A second study looks at which forms of pill/medication containers are most commonly associated with unintentional pill exposure in children five-years-old and younger. Every year, more than 60,000 children, ages five-years-old or younger, are evaluated in an emergency department for ingesting medications not intended for them. Nearly 10,000 of those children will need to be hospitalized.

The Georgia Poison Center, which received more than 80,000 calls in 2014, will lead the study. Five other poison control centers, serving Florida and Arizona, will also participate.

The poison control centers will use a telephone questionnaire with four questions to determine the types of storage containers used and why, as well as the types of medications ingested. Callers will be enrolled as study participants and questions will be asked upon completion of their call, or within a few days after their call.
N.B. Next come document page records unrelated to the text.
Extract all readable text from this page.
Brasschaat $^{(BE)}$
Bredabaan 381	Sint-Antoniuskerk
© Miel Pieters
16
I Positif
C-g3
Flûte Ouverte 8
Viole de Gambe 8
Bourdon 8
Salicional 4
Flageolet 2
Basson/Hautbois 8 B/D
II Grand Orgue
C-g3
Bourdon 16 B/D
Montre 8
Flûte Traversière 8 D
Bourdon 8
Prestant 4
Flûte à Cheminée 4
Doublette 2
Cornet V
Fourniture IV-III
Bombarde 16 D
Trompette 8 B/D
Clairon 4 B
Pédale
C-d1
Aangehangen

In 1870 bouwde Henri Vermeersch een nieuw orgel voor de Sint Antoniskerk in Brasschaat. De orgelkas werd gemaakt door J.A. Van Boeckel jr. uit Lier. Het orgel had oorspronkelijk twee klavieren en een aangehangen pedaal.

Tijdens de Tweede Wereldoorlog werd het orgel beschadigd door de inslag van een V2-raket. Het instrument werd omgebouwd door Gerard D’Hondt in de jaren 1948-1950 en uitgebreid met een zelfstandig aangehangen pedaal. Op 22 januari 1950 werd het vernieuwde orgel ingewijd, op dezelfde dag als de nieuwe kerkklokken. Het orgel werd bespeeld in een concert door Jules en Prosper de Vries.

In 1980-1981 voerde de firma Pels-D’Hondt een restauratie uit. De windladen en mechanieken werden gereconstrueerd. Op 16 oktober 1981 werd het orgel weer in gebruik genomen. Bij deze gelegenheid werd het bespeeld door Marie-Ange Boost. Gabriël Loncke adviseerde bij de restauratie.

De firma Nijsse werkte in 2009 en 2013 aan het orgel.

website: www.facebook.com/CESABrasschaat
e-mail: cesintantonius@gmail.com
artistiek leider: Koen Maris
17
Answers will be collected in a shared electronic medical record system among the poison control centers.

"Our goal is to assist stakeholders in pediatric poisoning prevention to develop interventions targeted to specific container types and behaviors that are associated with oral solid dose medication exposures," says Adam Pomerleau, MD, assistant professor in the Department of Emergency Medicine at Emory and assistant medical director of the Georgia Poison Center. Pomerleau is the principal investigator of this study.

Robert Geller, MD, professor in the Department of Pediatrics at Emory and medical director of the Georgia Poison Center, will serve as senior advisor on the study.  Maneesha Agarwal, MD, assistant professor in the Department of Pediatrics, Division of Pediatric Emergency Medicine at Emory, will serve as co-principal investigator.